Mobil Ramon melaju dengan sisa-sisa busanya, bulir-bulir air terpecah terkena angin. Mendengar gemuruh mobil dekat dengan rumahnya, perempuan itu mengintip ke arah luar jendela. Mobil Ramon sudah tidak ada digarasi. Dengan perlahan perempuan itu mindik-mindik dari bingkai pintunya, sudah terlalu lama busa menempel dibunga tulipnya.
Dia tonjolkan kepalanya sedikit, bola matanya mendelik menggembung lebar, terlihat jelas Goldy sedang berguling-guling main bola kasti didalam kandang. Kilau bulu emasnya bergelombang, mengikuti gerakannya, bola kasti itu diinjak dan disepak-sepak kakinya yang besar. Melihat Goldy, perempuan itu semakin lemas kakinya, dia kembali masuk kedalam rumah, duduk kembali di anak tangga. Memegang gelas yang sama.

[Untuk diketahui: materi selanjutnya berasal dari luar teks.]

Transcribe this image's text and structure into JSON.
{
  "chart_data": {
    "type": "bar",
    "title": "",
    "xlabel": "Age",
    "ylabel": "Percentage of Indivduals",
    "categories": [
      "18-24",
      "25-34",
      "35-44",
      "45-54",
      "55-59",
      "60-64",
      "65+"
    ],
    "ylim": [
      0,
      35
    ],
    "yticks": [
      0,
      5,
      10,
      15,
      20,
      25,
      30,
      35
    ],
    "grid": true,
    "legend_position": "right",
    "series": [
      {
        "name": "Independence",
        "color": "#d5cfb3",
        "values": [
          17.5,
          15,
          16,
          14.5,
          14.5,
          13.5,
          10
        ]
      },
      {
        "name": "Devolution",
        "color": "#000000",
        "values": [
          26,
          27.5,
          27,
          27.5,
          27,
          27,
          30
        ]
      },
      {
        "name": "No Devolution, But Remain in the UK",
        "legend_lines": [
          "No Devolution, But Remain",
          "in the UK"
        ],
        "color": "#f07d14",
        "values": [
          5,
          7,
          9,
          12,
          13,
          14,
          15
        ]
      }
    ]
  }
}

Pandanganya ditujukan kembali kearah tembok didepannya. Dia mulai mengayunkan gelas ke mulutnya, menempelkan dibibirnya, padahal airnya sudah tidak ada lagi didalam digelas.lingkar gelas itu masih saja menempel terus dibibirnya, tubuh perempuan itu membeku.

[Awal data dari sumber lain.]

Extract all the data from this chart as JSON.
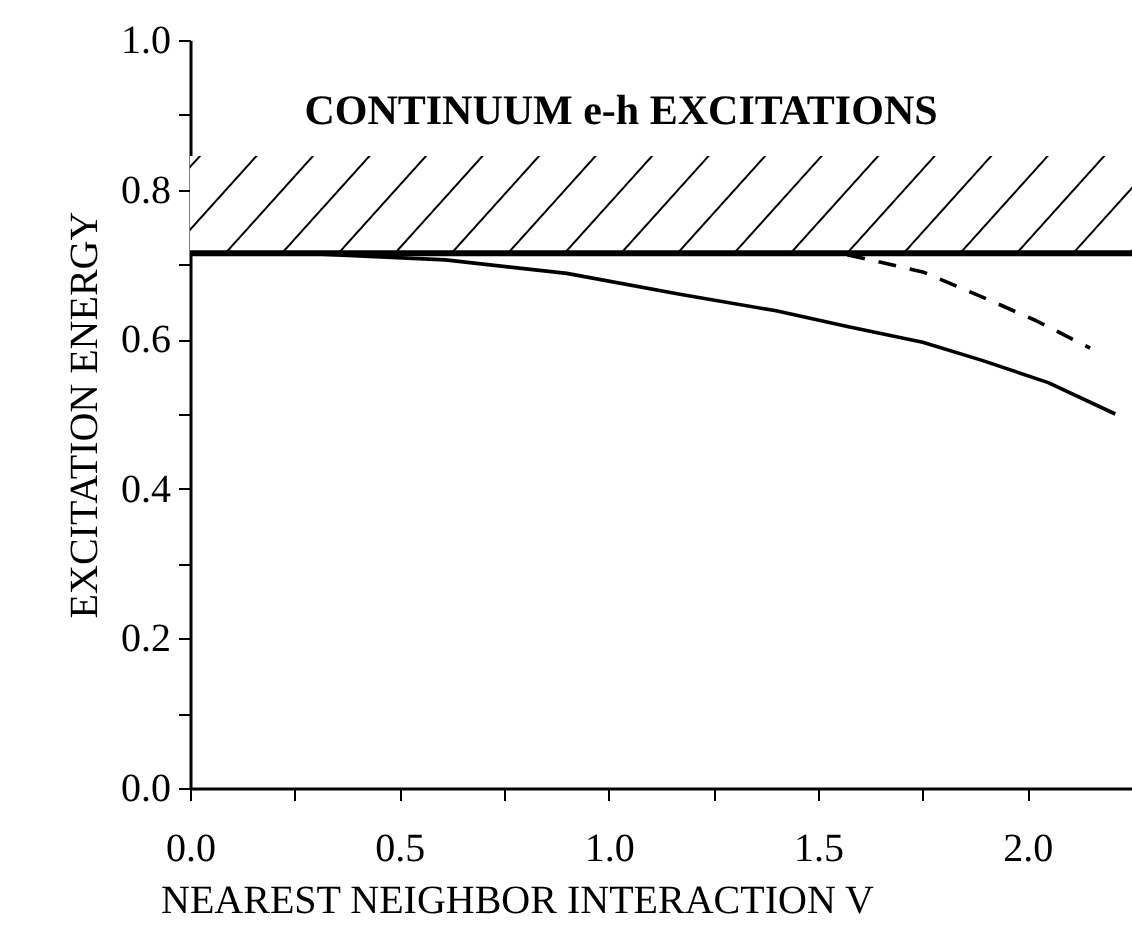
{
  "chart_data": {
    "type": "line",
    "xlabel": "NEAREST NEIGHBOR INTERACTION V",
    "ylabel": "EXCITATION ENERGY",
    "xlim": [
      0,
      2.25
    ],
    "ylim": [
      0,
      1
    ],
    "xticks": [
      "0.0",
      {
        "value": 0.25,
        "label": null
      },
      {
        "value": 0.5,
        "label": "0.5"
      },
      {
        "value": 0.75,
        "label": null
      },
      {
        "value": 1,
        "label": "1.0"
      },
      {
        "value": 1.25,
        "label": null
      },
      {
        "value": 1.5,
        "label": "1.5"
      },
      {
        "value": 1.75,
        "label": null
      },
      {
        "value": 2,
        "label": "2.0"
      }
    ],
    "yticks": [
      {
        "value": 0,
        "label": "0.0"
      },
      {
        "value": 0.1,
        "label": null
      },
      {
        "value": 0.2,
        "label": "0.2"
      },
      {
        "value": 0.3,
        "label": null
      },
      {
        "value": 0.4,
        "label": "0.4"
      },
      {
        "value": 0.5,
        "label": null
      },
      {
        "value": 0.6,
        "label": "0.6"
      },
      {
        "value": 0.7,
        "label": null
      },
      {
        "value": 0.8,
        "label": "0.8"
      },
      {
        "value": 0.9,
        "label": null
      },
      {
        "value": 1,
        "label": "1.0"
      }
    ],
    "grid": false,
    "marker": "none",
    "bands": [
      {
        "axis": "y",
        "from": 0.715,
        "to": 0.845,
        "label": "CONTINUUM e-h EXCITATIONS",
        "color": "#000000"
      }
    ],
    "ref_lines": [
      {
        "axis": "y",
        "value": 0.715,
        "color": "#000000"
      }
    ],
    "series": [
      {
        "color": "#000000",
        "line_style": "solid",
        "x": [
          0,
          0.3,
          0.61,
          0.9,
          1.17,
          1.4,
          1.57,
          1.75,
          1.89,
          2.05,
          2.21
        ],
        "values": [
          0.715,
          0.714,
          0.706,
          0.688,
          0.66,
          0.638,
          0.617,
          0.596,
          0.572,
          0.542,
          0.5
        ]
      },
      {
        "color": "#000000",
        "line_style": "dashed",
        "x": [
          1.57,
          1.75,
          1.89,
          2.02,
          2.15
        ],
        "values": [
          0.713,
          0.69,
          0.657,
          0.625,
          0.588
        ]
      }
    ]
  }
}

Perasaannya melayang-layang diudara, dia berjalan menuju kamar mandi, mencuci mukanya, memandang ke arah cermin. Kini dia yakin tidak sedang bermimpi. Sekilas memori itu berjalan kembali diingatannya, ketika Boy menceritakan tentang anjing Golden Retriever sebelah rumah.
Semua ingatan itu dengan keras dihancurkan bersama air mata, bergetar kencang lagi terasa didada. Merasa tidak sanggup jika mengulanginya satu kali lagi. Kini Ramon begitu dekat, sebatas jarak tanaman tulipnya.